The deep-learning network was trained on a subset of slices from three of the seven patients and included data augmentation techniques consisting of approximately 10,000 patches, two image flips, and four image rotations. It was then tested on all slices from the seven patients that had not been used for training. The results were compared with the reference standard, as well as with other proposed low-dose PET enhancement algorithms.
Comparison of the Stanford deep-learning method with existing low-dose PET enhancement algorithms. The full-dose reference PET image is shown on the upper left, followed by the 200x lower-dose image and the results of different image denoising/restoration methods such as non-local-mean (NLM) denoising, block-matching and 3D filtering (BM3D) denoising, a previously proposed deep autocontext convolutional neural network (AC-Net), and the proposed Stanford model. The Stanford researchers believe visual comparison of both the entire image (a) and the zoomed-in regions (b) show the superior image quality restoration of their algorithm. All images courtesy of Enhao Gong.
The algorithm was able to produce comparable image quality to conventional studies at more than 99% lower radiotracer dose reduction levels for PET, and even 99.5% lower dose for brain FDG-PET /MRI, according to the researchers.
"We show further improvement [in dose reduction] by exploiting multimodality information from simultaneous PET/MRI acquisition and using the advanced deep-learning models," he said.
A quantitatively superior method
After performing quantitative image analysis, the researchers determined that their method reduced root-mean-square error (RMSE) by more than 50% and gained 7 dB in peak signal-to-noise ratio (PSNR), compared with the original ultralow-dose images. It also produced a higher structural-similarity (SSIM) index percentage than the reference full-dose image.
What's more, the algorithm achieved a similar contrast-to-noise ratio (CNR) -- an image quality measure -- to the reference full-dose image, the researchers said.
Gong acknowledged that existing algorithms can conduct denoising and remove artifacts to improve medical image quality. However, these previous methods have been shown to reduce dose only by as much as around 75%, he said. Furthermore, most of these methods use an iterative reconstruction approach and are time-consuming and difficult to tune.
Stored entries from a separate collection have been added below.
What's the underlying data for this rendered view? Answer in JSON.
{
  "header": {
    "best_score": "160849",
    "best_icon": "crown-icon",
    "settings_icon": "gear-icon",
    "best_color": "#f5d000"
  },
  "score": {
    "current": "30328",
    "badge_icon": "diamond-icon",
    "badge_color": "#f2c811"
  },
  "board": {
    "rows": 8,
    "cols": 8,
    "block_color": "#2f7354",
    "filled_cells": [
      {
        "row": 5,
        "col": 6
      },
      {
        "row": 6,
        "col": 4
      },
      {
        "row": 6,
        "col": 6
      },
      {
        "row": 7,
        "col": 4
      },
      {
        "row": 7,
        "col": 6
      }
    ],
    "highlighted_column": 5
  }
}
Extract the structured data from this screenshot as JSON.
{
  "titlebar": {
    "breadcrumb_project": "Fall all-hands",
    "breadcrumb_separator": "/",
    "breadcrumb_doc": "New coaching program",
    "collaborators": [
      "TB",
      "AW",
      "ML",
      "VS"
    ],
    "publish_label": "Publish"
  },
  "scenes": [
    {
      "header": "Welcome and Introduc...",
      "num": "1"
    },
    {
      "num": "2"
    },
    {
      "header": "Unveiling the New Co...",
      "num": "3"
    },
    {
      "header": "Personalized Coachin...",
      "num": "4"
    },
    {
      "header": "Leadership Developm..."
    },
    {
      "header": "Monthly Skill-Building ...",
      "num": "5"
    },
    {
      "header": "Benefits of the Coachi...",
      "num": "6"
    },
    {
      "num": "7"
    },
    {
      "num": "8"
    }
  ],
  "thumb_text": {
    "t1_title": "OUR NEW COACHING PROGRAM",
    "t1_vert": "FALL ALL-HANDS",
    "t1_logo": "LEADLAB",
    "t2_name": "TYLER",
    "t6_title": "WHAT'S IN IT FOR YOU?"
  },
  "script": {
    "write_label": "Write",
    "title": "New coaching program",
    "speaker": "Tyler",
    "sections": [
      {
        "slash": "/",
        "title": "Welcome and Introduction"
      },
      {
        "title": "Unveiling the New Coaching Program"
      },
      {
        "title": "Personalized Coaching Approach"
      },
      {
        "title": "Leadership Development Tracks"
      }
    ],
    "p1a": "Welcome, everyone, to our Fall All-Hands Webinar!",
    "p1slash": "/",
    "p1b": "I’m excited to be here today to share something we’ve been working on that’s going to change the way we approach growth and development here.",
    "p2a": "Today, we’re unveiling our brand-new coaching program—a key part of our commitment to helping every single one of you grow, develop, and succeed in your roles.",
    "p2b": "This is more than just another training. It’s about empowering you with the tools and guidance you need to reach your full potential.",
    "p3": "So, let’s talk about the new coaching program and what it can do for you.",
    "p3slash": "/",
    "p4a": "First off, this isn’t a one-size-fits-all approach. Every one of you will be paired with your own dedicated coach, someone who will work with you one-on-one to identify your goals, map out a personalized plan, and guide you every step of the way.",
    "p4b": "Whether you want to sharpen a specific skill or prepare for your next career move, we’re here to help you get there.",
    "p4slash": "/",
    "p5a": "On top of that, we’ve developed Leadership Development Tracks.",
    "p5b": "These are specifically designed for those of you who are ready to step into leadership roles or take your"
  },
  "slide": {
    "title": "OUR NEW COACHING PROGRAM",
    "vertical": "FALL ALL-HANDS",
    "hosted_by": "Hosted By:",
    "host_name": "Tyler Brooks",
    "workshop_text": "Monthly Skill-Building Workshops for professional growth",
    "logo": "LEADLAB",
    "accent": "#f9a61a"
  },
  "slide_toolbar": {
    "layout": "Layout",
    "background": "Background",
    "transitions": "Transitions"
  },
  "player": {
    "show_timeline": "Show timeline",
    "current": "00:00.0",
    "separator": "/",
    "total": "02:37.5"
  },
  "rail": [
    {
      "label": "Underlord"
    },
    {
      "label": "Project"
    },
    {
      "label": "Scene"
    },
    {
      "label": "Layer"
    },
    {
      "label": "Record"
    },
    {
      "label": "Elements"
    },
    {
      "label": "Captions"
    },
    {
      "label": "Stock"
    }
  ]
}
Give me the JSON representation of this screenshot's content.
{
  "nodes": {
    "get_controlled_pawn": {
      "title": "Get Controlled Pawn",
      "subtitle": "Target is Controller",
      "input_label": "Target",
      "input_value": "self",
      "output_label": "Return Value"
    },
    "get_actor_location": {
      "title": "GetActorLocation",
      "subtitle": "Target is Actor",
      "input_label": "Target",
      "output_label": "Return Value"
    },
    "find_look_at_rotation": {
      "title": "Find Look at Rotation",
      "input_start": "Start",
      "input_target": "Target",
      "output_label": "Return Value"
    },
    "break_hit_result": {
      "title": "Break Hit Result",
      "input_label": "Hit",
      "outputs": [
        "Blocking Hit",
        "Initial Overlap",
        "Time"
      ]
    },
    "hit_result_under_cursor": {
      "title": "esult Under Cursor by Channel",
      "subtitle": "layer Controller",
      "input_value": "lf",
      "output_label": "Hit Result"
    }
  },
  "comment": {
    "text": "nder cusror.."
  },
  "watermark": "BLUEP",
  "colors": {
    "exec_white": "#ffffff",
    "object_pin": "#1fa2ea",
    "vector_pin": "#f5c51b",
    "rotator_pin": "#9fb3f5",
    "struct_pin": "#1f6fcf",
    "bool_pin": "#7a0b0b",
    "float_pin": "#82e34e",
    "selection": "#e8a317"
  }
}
In contrast, the researchers' proposed deep-learning method does not use iteration and takes less than 100 msec per image to perform, Gong said.
He said that their method also works on full-body PET/CT exams, although more studies are needed to evaluate the level of radiotracer dose reduction that can be achieved. They have currently explored the potential for 80% dose reduction.
The algorithm is currently being evaluated in clinical studies in support of an application for U.S. Food and Drug Administration approval, he said. Gong and colleague Dr. Greg Zaharchuk from Stanford Radiology are licensing the technology from Stanford to commercialize it with an AI startup called Subtle Medical.
The researchers have also developed a deep-learning algorithm that can significantly improve the image quality and reconstruction of MRI and other imaging modalities, Gong said. This approach involved state-of-the-art network architecture and a generative adversarial network -- a deep-learning approach that has been used to produce fake photographs, he said.
"Instead of generating realistic faces [for fake photos], we used the idea and developed a deep-learning algorithm to intelligently enhance the image while preserving realistic and important structural/functional information," Gong said. "The deep-learning algorithm is based on a multiscale convolutional neural network that predicts the enhanced images -- instead of just a label -- from input images."